Re: "And I was particularly interested to read women saying they believe the bar for notability is higher for the topics they write about, than it is for 'male' or 'ungendered' topics."
I posted a lengthy reply re: this on Jimbo's talk page, but from what I've seen of toy articles and associated kids culture (cartoons etc) this is absolutely true. http://en.wikipedia.org/w/index.php?title=User_talk:Jimbo_Wales&diff=pre... I won't reiterate all of it here, but it's not that female topics are discriminated against and treated more harsly than policy allows (though that might happen too) but rather that male topics are actually treated with less scrutiny and given way more leeway than policy generally proscribes. A privilege analysis may be more fruitful here than a discrimination analysis.
In my principle area, university faculty , it is considerably more difficult for faculty in the traditional female-majority field to pass AfD, such as faculty in Schools of Home Economics or Nursing or Education.
On Mon, Feb 21, 2011 at 9:52 AM, sia wase siawasechan@gmail.com wrote:
Re: "And I was particularly interested to read women saying they believe the bar for notability is higher for the topics they write about, than it is for 'male' or 'ungendered' topics."
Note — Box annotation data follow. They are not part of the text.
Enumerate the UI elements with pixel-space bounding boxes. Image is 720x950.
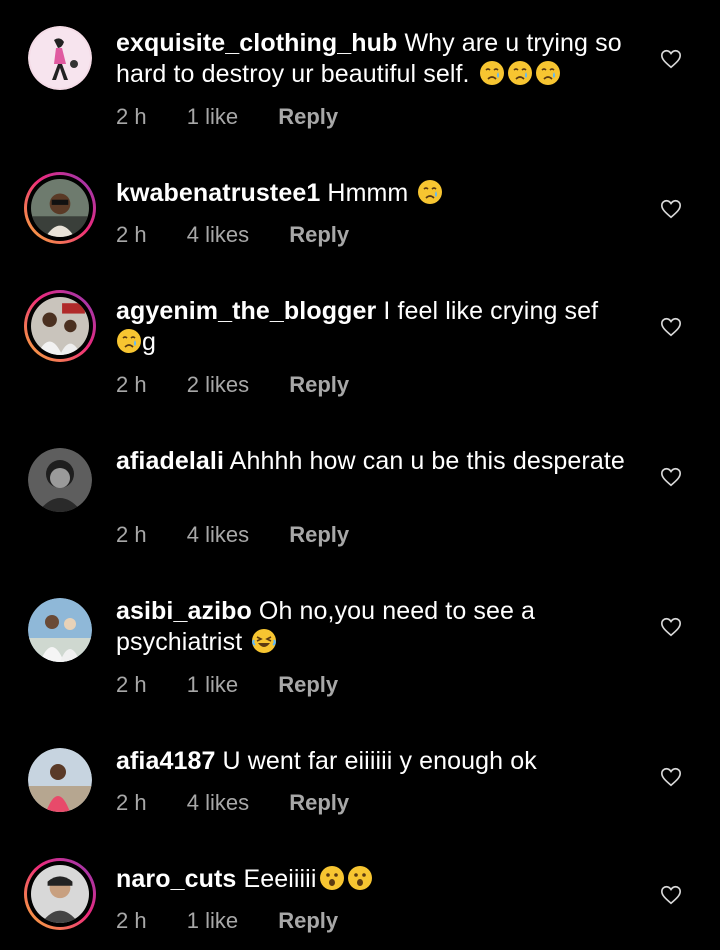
crying-face-emoji — [479, 60, 505, 86]
comment-username[interactable]: exquisite_clothing_hub — [116, 29, 397, 57]
heart-outline-icon[interactable] — [660, 198, 682, 220]
crying-face-emoji — [535, 60, 561, 86]
comment-username[interactable]: kwabenatrustee1 — [116, 179, 320, 207]
avatar[interactable] — [24, 290, 96, 362]
comment-time: 2 h — [116, 222, 147, 247]
reply-button[interactable]: Reply — [289, 372, 349, 397]
reply-button[interactable]: Reply — [278, 908, 338, 933]
heart-outline-icon[interactable] — [660, 316, 682, 338]
crying-face-emoji — [116, 328, 142, 354]
hushed-face-emoji — [319, 865, 345, 891]
reply-button[interactable]: Reply — [278, 104, 338, 129]
comment-username[interactable]: agyenim_the_blogger — [116, 297, 376, 325]
comment-likes[interactable]: 2 likes — [187, 372, 249, 397]
avatar[interactable] — [24, 858, 96, 930]
comment-time: 2 h — [116, 522, 147, 547]
comment-likes[interactable]: 4 likes — [187, 222, 249, 247]
crying-face-emoji — [507, 60, 533, 86]
comment-username[interactable]: afia4187 — [116, 747, 216, 775]
comment-time: 2 h — [116, 372, 147, 397]
crying-face-emoji — [417, 179, 443, 205]
heart-outline-icon[interactable] — [660, 884, 682, 906]
heart-outline-icon[interactable] — [660, 616, 682, 638]
reply-button[interactable]: Reply — [289, 222, 349, 247]
comment-username[interactable]: afiadelali — [116, 447, 224, 475]
laughing-face-emoji — [251, 628, 277, 654]
heart-outline-icon[interactable] — [660, 766, 682, 788]
comment-text: Hmmm — [327, 179, 409, 207]
comment-text-suffix: g — [142, 328, 157, 356]
avatar[interactable] — [28, 26, 92, 90]
avatar[interactable] — [28, 598, 92, 662]
heart-outline-icon[interactable] — [660, 466, 682, 488]
comment-username[interactable]: naro_cuts — [116, 865, 236, 893]
avatar[interactable] — [28, 448, 92, 512]
comment-time: 2 h — [116, 104, 147, 129]
comment-time: 2 h — [116, 672, 147, 697]
comment-time: 2 h — [116, 908, 147, 933]
comment-text: Ahhhh how can u be this desperate — [229, 447, 625, 475]
reply-button[interactable]: Reply — [278, 672, 338, 697]
reply-button[interactable]: Reply — [289, 522, 349, 547]
avatar[interactable] — [24, 172, 96, 244]
comment-text: Eeeiiiii — [243, 865, 317, 893]
heart-outline-icon[interactable] — [660, 48, 682, 70]
comment-likes[interactable]: 4 likes — [187, 522, 249, 547]
comment-likes[interactable]: 1 like — [187, 104, 238, 129]
comment-text: U went far eiiiiii y enough ok — [222, 747, 537, 775]
comment-likes[interactable]: 1 like — [187, 672, 238, 697]
comment-time: 2 h — [116, 790, 147, 815]
comment-text: I feel like crying sef — [383, 297, 599, 325]
comment-username[interactable]: asibi_azibo — [116, 597, 252, 625]
hushed-face-emoji — [347, 865, 373, 891]
reply-button[interactable]: Reply — [289, 790, 349, 815]
comment-likes[interactable]: 4 likes — [187, 790, 249, 815]
comment-likes[interactable]: 1 like — [187, 908, 238, 933]
avatar[interactable] — [28, 748, 92, 812]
I posted a lengthy reply re: this on Jimbo's talk page, but from what I've seen of toy articles and associated kids culture (cartoons etc) this is absolutely true. http://en.wikipedia.org/w/index.php?title=User_talk:Jimbo_Wales&diff=pre... I won't reiterate all of it here, but it's not that female topics are discriminated against and treated more harsly than policy allows (though that might happen too) but rather that male topics are actually treated with less scrutiny and given way more leeway than policy generally proscribes. A privilege analysis may be more fruitful here than a discrimination analysis.